O médico James Frischmann Aisengart, 45 anos, herdeiro natural do casal que fundou o laboratório em 1945 ? Oscar Ainsergart e Fani Frischmann Aisengart ? está brigando na Justiça para conseguir a participação que um dia foi sua no capital da empresa. Todos os recursos foram negados até agora, mas o médico insiste em tentar reaver sua parte.

De acordo com James, em 1983, recém-formado em Medicina pela Universidade Federal do Paraná (UFPR), ele teria recebido de seus pais 56% do capital do laboratório. Quatro anos depois, ele assinou um documento devolvendo as cotas. James alega na Justiça que estava em meio a um tratamento de esquizofrenia crônica quando devolveu sua participação na empresa e agora quer anular o distrato. O diretor jurídico do laboratório, advogado Mário Venturelli, contesta as informações e alega que tudo foi feito legalmente.

“O que ele quer é se vingar do laboratório”, dispara o diretor jurídico Mário Venturelli. O advogado aponta uma série de contradições nos relatos de James, com base nos despachos da 19.ª Vara Cível, de Curitiba, onde tramitam as ações. A primeira delas, aponta Venturelli, é que James não seria esquizofrênico. “Como uma pessoa esquizofrênica pode concluir o curso de Medicina e ainda obter o título de mestre em micro-biologia e imunologia junto à renomada Escola Paulista de Medicina?”, questiona o advogado. “Ele é louco apenas quando quer.” Em documento da 19.ª Vara Cível, consta ainda que o médico é declarado interditado desde 1997.

Controvérsias

Na versão de James Frischmann Aisengart, em 1978, quatro pessoas ?, o médico Emílio Salvador Granato, e os farmacêuticos-bioquímicos Vítor Ascânio Caldonazo, Henrique Lerner e Luiz Eiyti Ioshizumi ? teriam comprado 40% das cotas, pagando por elas o valor nominal. Em meados de 1983, ele teria se tornado sócio-majoritário e começado a trabalhar junto à diretoria. Quatro anos depois, sob pressão dos demais diretores que alegavam que James não tinha condições de continuar à frente do laboratório, seus pais tomaram de volta as cotas. “Não sou nenhum monstro, mas me tratavam como se eu fosse. Nunca tive apoio na mesa de trabalho”, ressente-se James.
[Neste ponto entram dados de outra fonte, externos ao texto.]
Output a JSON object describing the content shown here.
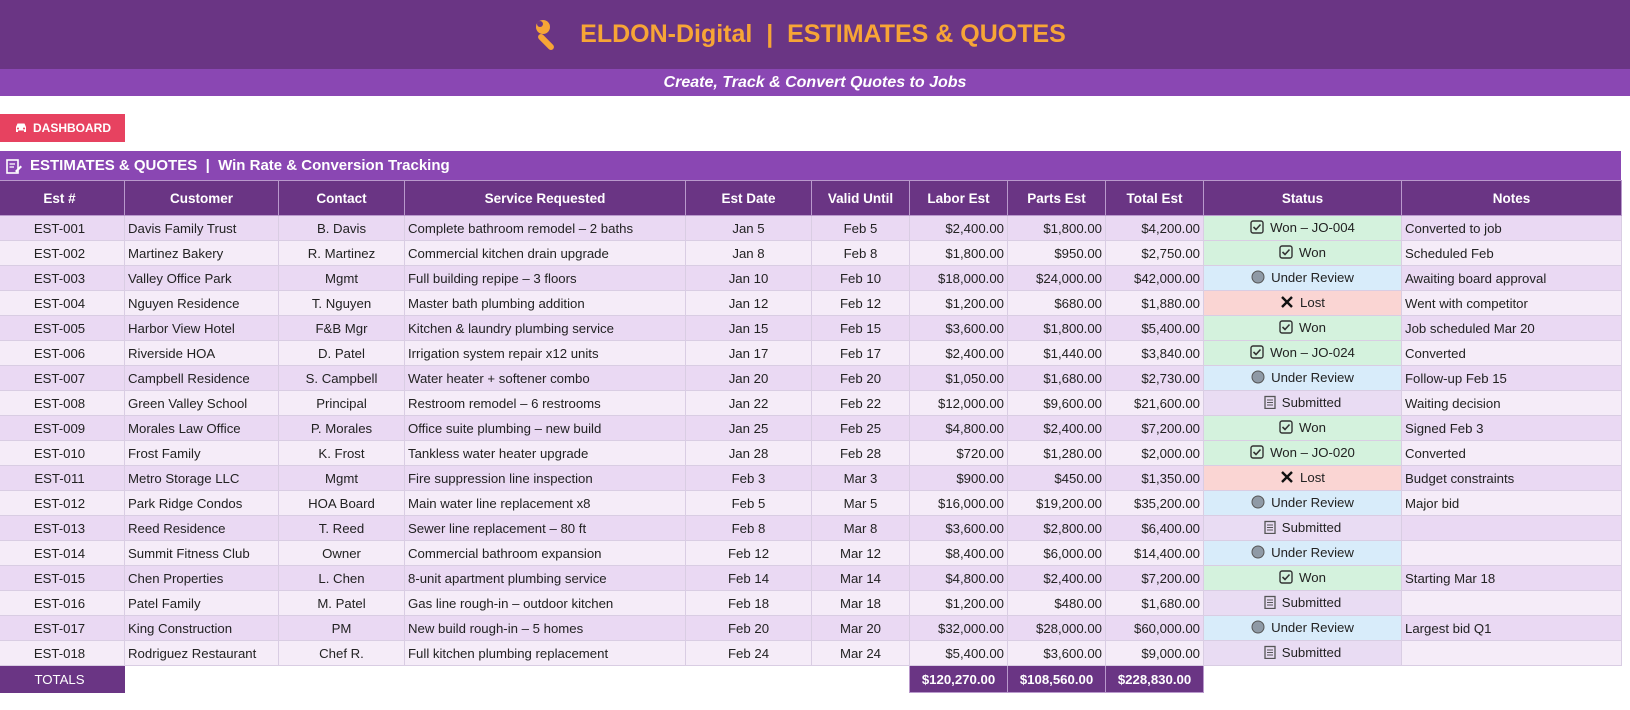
{
  "header": {
    "title": "ELDON-Digital  |  ESTIMATES & QUOTES",
    "subtitle": "Create, Track & Convert Quotes to Jobs"
  },
  "dashboard_button": {
    "label": "DASHBOARD",
    "icon": "car-icon"
  },
  "section": {
    "title": "ESTIMATES & QUOTES  |  Win Rate & Conversion Tracking",
    "icon": "edit-document-icon"
  },
  "columns": [
    "Est #",
    "Customer",
    "Contact",
    "Service Requested",
    "Est Date",
    "Valid Until",
    "Labor Est",
    "Parts Est",
    "Total Est",
    "Status",
    "Notes"
  ],
  "rows": [
    {
      "est": "EST-001",
      "customer": "Davis Family Trust",
      "contact": "B. Davis",
      "service": "Complete bathroom remodel – 2 baths",
      "date": "Jan 5",
      "valid": "Feb 5",
      "labor": "$2,400.00",
      "parts": "$1,800.00",
      "total": "$4,200.00",
      "status": "Won – JO-004",
      "kind": "won",
      "notes": "Converted to job"
    },
    {
      "est": "EST-002",
      "customer": "Martinez Bakery",
      "contact": "R. Martinez",
      "service": "Commercial kitchen drain upgrade",
      "date": "Jan 8",
      "valid": "Feb 8",
      "labor": "$1,800.00",
      "parts": "$950.00",
      "total": "$2,750.00",
      "status": "Won",
      "kind": "won",
      "notes": "Scheduled Feb"
    },
    {
      "est": "EST-003",
      "customer": "Valley Office Park",
      "contact": "Mgmt",
      "service": "Full building repipe – 3 floors",
      "date": "Jan 10",
      "valid": "Feb 10",
      "labor": "$18,000.00",
      "parts": "$24,000.00",
      "total": "$42,000.00",
      "status": "Under Review",
      "kind": "rev",
      "notes": "Awaiting board approval"
    },
    {
      "est": "EST-004",
      "customer": "Nguyen Residence",
      "contact": "T. Nguyen",
      "service": "Master bath plumbing addition",
      "date": "Jan 12",
      "valid": "Feb 12",
      "labor": "$1,200.00",
      "parts": "$680.00",
      "total": "$1,880.00",
      "status": "Lost",
      "kind": "lost",
      "notes": "Went with competitor"
    },
    {
      "est": "EST-005",
      "customer": "Harbor View Hotel",
      "contact": "F&B Mgr",
      "service": "Kitchen & laundry plumbing service",
      "date": "Jan 15",
      "valid": "Feb 15",
      "labor": "$3,600.00",
      "parts": "$1,800.00",
      "total": "$5,400.00",
      "status": "Won",
      "kind": "won",
      "notes": "Job scheduled Mar 20"
    },
    {
      "est": "EST-006",
      "customer": "Riverside HOA",
      "contact": "D. Patel",
      "service": "Irrigation system repair x12 units",
      "date": "Jan 17",
      "valid": "Feb 17",
      "labor": "$2,400.00",
      "parts": "$1,440.00",
      "total": "$3,840.00",
      "status": "Won – JO-024",
      "kind": "won",
      "notes": "Converted"
    },
    {
      "est": "EST-007",
      "customer": "Campbell Residence",
      "contact": "S. Campbell",
      "service": "Water heater + softener combo",
      "date": "Jan 20",
      "valid": "Feb 20",
      "labor": "$1,050.00",
      "parts": "$1,680.00",
      "total": "$2,730.00",
      "status": "Under Review",
      "kind": "rev",
      "notes": "Follow-up Feb 15"
    },
    {
      "est": "EST-008",
      "customer": "Green Valley School",
      "contact": "Principal",
      "service": "Restroom remodel – 6 restrooms",
      "date": "Jan 22",
      "valid": "Feb 22",
      "labor": "$12,000.00",
      "parts": "$9,600.00",
      "total": "$21,600.00",
      "status": "Submitted",
      "kind": "sub",
      "notes": "Waiting decision"
    },
    {
      "est": "EST-009",
      "customer": "Morales Law Office",
      "contact": "P. Morales",
      "service": "Office suite plumbing – new build",
      "date": "Jan 25",
      "valid": "Feb 25",
      "labor": "$4,800.00",
      "parts": "$2,400.00",
      "total": "$7,200.00",
      "status": "Won",
      "kind": "won",
      "notes": "Signed Feb 3"
    },
    {
      "est": "EST-010",
      "customer": "Frost Family",
      "contact": "K. Frost",
      "service": "Tankless water heater upgrade",
      "date": "Jan 28",
      "valid": "Feb 28",
      "labor": "$720.00",
      "parts": "$1,280.00",
      "total": "$2,000.00",
      "status": "Won – JO-020",
      "kind": "won",
      "notes": "Converted"
    },
    {
      "est": "EST-011",
      "customer": "Metro Storage LLC",
      "contact": "Mgmt",
      "service": "Fire suppression line inspection",
      "date": "Feb 3",
      "valid": "Mar 3",
      "labor": "$900.00",
      "parts": "$450.00",
      "total": "$1,350.00",
      "status": "Lost",
      "kind": "lost",
      "notes": "Budget constraints"
    },
    {
      "est": "EST-012",
      "customer": "Park Ridge Condos",
      "contact": "HOA Board",
      "service": "Main water line replacement x8",
      "date": "Feb 5",
      "valid": "Mar 5",
      "labor": "$16,000.00",
      "parts": "$19,200.00",
      "total": "$35,200.00",
      "status": "Under Review",
      "kind": "rev",
      "notes": "Major bid"
    },
    {
      "est": "EST-013",
      "customer": "Reed Residence",
      "contact": "T. Reed",
      "service": "Sewer line replacement – 80 ft",
      "date": "Feb 8",
      "valid": "Mar 8",
      "labor": "$3,600.00",
      "parts": "$2,800.00",
      "total": "$6,400.00",
      "status": "Submitted",
      "kind": "sub",
      "notes": ""
    },
    {
      "est": "EST-014",
      "customer": "Summit Fitness Club",
      "contact": "Owner",
      "service": "Commercial bathroom expansion",
      "date": "Feb 12",
      "valid": "Mar 12",
      "labor": "$8,400.00",
      "parts": "$6,000.00",
      "total": "$14,400.00",
      "status": "Under Review",
      "kind": "rev",
      "notes": ""
    },
    {
      "est": "EST-015",
      "customer": "Chen Properties",
      "contact": "L. Chen",
      "service": "8-unit apartment plumbing service",
      "date": "Feb 14",
      "valid": "Mar 14",
      "labor": "$4,800.00",
      "parts": "$2,400.00",
      "total": "$7,200.00",
      "status": "Won",
      "kind": "won",
      "notes": "Starting Mar 18"
    },
    {
      "est": "EST-016",
      "customer": "Patel Family",
      "contact": "M. Patel",
      "service": "Gas line rough-in – outdoor kitchen",
      "date": "Feb 18",
      "valid": "Mar 18",
      "labor": "$1,200.00",
      "parts": "$480.00",
      "total": "$1,680.00",
      "status": "Submitted",
      "kind": "sub",
      "notes": ""
    },
    {
      "est": "EST-017",
      "customer": "King Construction",
      "contact": "PM",
      "service": "New build rough-in – 5 homes",
      "date": "Feb 20",
      "valid": "Mar 20",
      "labor": "$32,000.00",
      "parts": "$28,000.00",
      "total": "$60,000.00",
      "status": "Under Review",
      "kind": "rev",
      "notes": "Largest bid Q1"
    },
    {
      "est": "EST-018",
      "customer": "Rodriguez Restaurant",
      "contact": "Chef R.",
      "service": "Full kitchen plumbing replacement",
      "date": "Feb 24",
      "valid": "Mar 24",
      "labor": "$5,400.00",
      "parts": "$3,600.00",
      "total": "$9,000.00",
      "status": "Submitted",
      "kind": "sub",
      "notes": ""
    }
  ],
  "totals": {
    "label": "TOTALS",
    "labor": "$120,270.00",
    "parts": "$108,560.00",
    "total": "$228,830.00"
  },
  "colors": {
    "header": "#6a3584",
    "accent": "#f7a536",
    "subheader": "#8a47b3",
    "button": "#e74260"
  }
}
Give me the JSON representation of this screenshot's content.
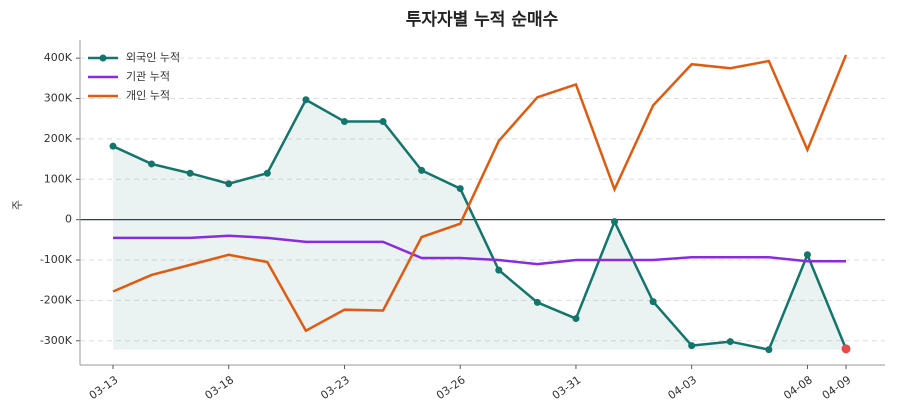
{
  "chart_data": {
    "type": "line",
    "title": "투자자별 누적 순매수",
    "y_label": "주",
    "categories": [
      "03-13",
      null,
      null,
      "03-18",
      null,
      null,
      "03-23",
      null,
      null,
      "03-26",
      null,
      null,
      "03-31",
      null,
      null,
      "04-03",
      null,
      null,
      "04-08",
      "04-09"
    ],
    "series": [
      {
        "name": "외국인 누적",
        "color": "#13756b",
        "markers": true,
        "fill": true,
        "values": [
          182000,
          138000,
          115000,
          89000,
          115000,
          297000,
          243000,
          243000,
          122000,
          77000,
          -125000,
          -205000,
          -245000,
          -5000,
          -203000,
          -312000,
          -302000,
          -322000,
          -87000,
          -320000
        ]
      },
      {
        "name": "기관 누적",
        "color": "#8a2be2",
        "values": [
          -45000,
          -45000,
          -45000,
          -40000,
          -45000,
          -55000,
          -55000,
          -55000,
          -95000,
          -95000,
          -100000,
          -110000,
          -100000,
          -100000,
          -100000,
          -93000,
          -93000,
          -93000,
          -103000,
          -103000
        ]
      },
      {
        "name": "개인 누적",
        "color": "#e05a10",
        "values": [
          -178000,
          -137000,
          -112000,
          -87000,
          -105000,
          -275000,
          -223000,
          -225000,
          -43000,
          -10000,
          195000,
          303000,
          335000,
          75000,
          283000,
          385000,
          375000,
          393000,
          173000,
          408000
        ]
      }
    ],
    "highlight_last_color": "#e84a4a",
    "ylim": [
      -360000,
      445000
    ],
    "yticks": [
      {
        "value": -300000,
        "label": "-300K"
      },
      {
        "value": -200000,
        "label": "-200K"
      },
      {
        "value": -100000,
        "label": "-100K"
      },
      0,
      {
        "value": 100000,
        "label": "100K"
      },
      {
        "value": 200000,
        "label": "200K"
      },
      {
        "value": 300000,
        "label": "300K"
      },
      {
        "value": 400000,
        "label": "400K"
      }
    ],
    "grid": true,
    "legend": "upper-left"
  }
}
Anos depois, teria voltado a receber as cotas, mas apenas 4% ? quantidade que mantém ainda hoje ? e não mais 56%. Em 91, seu pai, Oscar, morreu. Quatro anos depois, a mãe de James teria doado 10% do capital aos diretores. Em julho último, foi realizada cisão com a dona Fani, atualmente com mais de 80 anos de idade, na qual ficou decidido que ela passaria a participação aos diretores, em troca de imóveis. “A gente nem participou da negociação. A minha mãe, idosa, fala que ainda é a diretora do laboratório, mas não é mais”, afirma James. A última decisão tomada pela diretoria, de transformar o laboratório de sociedade por cotas em sociedade por ações ? o que permite que as participações sejam vendidas ? é, segundo James, uma “jogada da diretoria” de distribuir as ações, impedindo, praticamente, que elas voltem para o médico.

Já o advogado Mário Venturelli contesta as acusações. Segundo ele, “há muito tempo o laboratório precisava da retomada de crescimento, para conseguir capitalizar mais”, daí a transformação em S/A. Quanto à compra de 40% das cotas, em 1978, Venturelli nega a informação, alegando que a empresa nunca foi apenas familiar. Já em relação à mãe de James, ele conta que ela continua sendo diretora-presidente do laboratório, pois foi a fundadora.